I feel bullets will work best here.


  • Establishment of routine
  • Getting an education
  • Socializing with same-aged peers
  • Discovering social boundaries (romantic relationships, topics of discussion, trends)
  • Discovering more of the world (geography or social studies courses)
  • Learning respect and tact (dealing with teachers)
  • Learning disrespect and indiscretion (and the consequences associated)
  • Learning to play by the rules (following is sometimes easier)
  • Learning to bend the rules (when necessary)
  • MATH! SCIENCE! (These are extremely important in our global society today)
  • (Depending upon the school) dressing for success
  • Gives the parent time to either work at a job or at the home.
  • Allows the parent to have peace of mind that their child is getting a good education which will later benefit them and the family (if need be)
  • It might be mandatory. Some states/countries require that a child go to school for a certain amount of time.


Devil's advocate time

  • Schools often teach the "get a job" mentality, as in, grow up, go to school, get good grades, get a good job, get secure, and retire at 65. If you can escape this and actually have teachers who teach, unbiased to their pupils future endeavors, then their is no reason they shouldn't go
  • If the child's career path is already chosen for them, i.e. they're going to be a farmer whether they like it or not. An education will definitely help them in terms of math, for calculating acreage for crop growth or proper amounts of seed to cover an area, and science, for understanding how living organisms work, especially plants. It will help, but it's not necessary.
  • Everything else is an unusual circumstance as you mentioned already.

There is a lot of research out there to support child directed learning, what the homeschooling community calls "unschooling." To summarize, children who learn at their own pace about topics they are individually excited about and ready to learn, tend to learn in more depth and retain knowledge better.

Take my son, for example. His school teacher had trouble motivating him to write at all. At home, he will happily write for an hour or more. The difference is, we let him write about whatever he wants. That doesn't mean we don't challenge him. We can introduce advanced vocabulary just as easily when writing about ninjas as when writing random sentences about a topic he doesn't care about.

My son learned about Columbus by visiting replicas of his ships.
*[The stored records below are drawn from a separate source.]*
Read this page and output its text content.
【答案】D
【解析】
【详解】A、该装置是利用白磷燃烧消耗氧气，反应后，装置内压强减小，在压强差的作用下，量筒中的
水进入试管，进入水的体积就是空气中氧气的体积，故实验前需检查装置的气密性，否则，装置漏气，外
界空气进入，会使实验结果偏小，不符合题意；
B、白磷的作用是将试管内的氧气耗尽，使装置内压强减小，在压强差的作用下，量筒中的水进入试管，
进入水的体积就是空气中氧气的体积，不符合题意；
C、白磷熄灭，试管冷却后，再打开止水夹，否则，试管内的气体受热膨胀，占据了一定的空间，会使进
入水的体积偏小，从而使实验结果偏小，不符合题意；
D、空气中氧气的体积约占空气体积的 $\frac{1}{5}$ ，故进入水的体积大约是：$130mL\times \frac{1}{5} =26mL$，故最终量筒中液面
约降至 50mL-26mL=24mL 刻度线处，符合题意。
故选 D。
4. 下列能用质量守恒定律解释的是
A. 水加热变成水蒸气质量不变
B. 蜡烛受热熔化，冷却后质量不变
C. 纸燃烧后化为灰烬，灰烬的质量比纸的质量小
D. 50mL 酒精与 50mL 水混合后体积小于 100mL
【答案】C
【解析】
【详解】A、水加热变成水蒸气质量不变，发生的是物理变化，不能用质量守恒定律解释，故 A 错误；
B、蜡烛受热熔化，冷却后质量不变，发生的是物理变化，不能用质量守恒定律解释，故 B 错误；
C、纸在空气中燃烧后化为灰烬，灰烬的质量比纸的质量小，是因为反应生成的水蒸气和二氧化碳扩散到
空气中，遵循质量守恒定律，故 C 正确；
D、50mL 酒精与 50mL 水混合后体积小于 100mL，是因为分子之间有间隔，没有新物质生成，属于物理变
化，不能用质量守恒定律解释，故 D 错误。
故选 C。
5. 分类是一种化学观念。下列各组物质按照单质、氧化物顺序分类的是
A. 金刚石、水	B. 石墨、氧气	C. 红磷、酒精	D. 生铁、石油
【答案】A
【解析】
He learned about atomic energy from a museum in Oakridge, TN. If these are the kinds of educational opportunities you're providing by occasionally (once every month or two) taking him out of school, I say go for it. My son has flourished since we started homeschooling him with this philosophy.

That being said, schools are not set up to encourage individual pacing, because of the simple logistics of needing to teach an entire class "in bulk." Topics are introduced in specific orders, and build on each other, so that missing too much classroom time risks putting your child behind. That's why they have attendance policies. Other answers have covered specific benefits of a classroom approach, and I agree wholeheartedly if that's the right approach for your child, but those benefits come with the cost of requiring regular attendance to work well. You can't have your cake and eat it too.

  • That's a wonderful way indeed :)
    – user9286
    Jul 16, 2014 at 11:47

I would say yes it is important because it establishes a routine that most people will have to follow for the rest of their life. But I would insert some caveats.

1)If the the child doesn't want to go to school because they are being bullied. This situation needs to be resolved ASAP and depending on the severity of the bullying you may want to keep your child out of school.

2)Lack of intellectual stimulation, If the child is just not being challenged enough the school is failing to provide for their needs. It might not be worth keeping the child out of school for this but it is worth speaking to the principle and getting it resolved.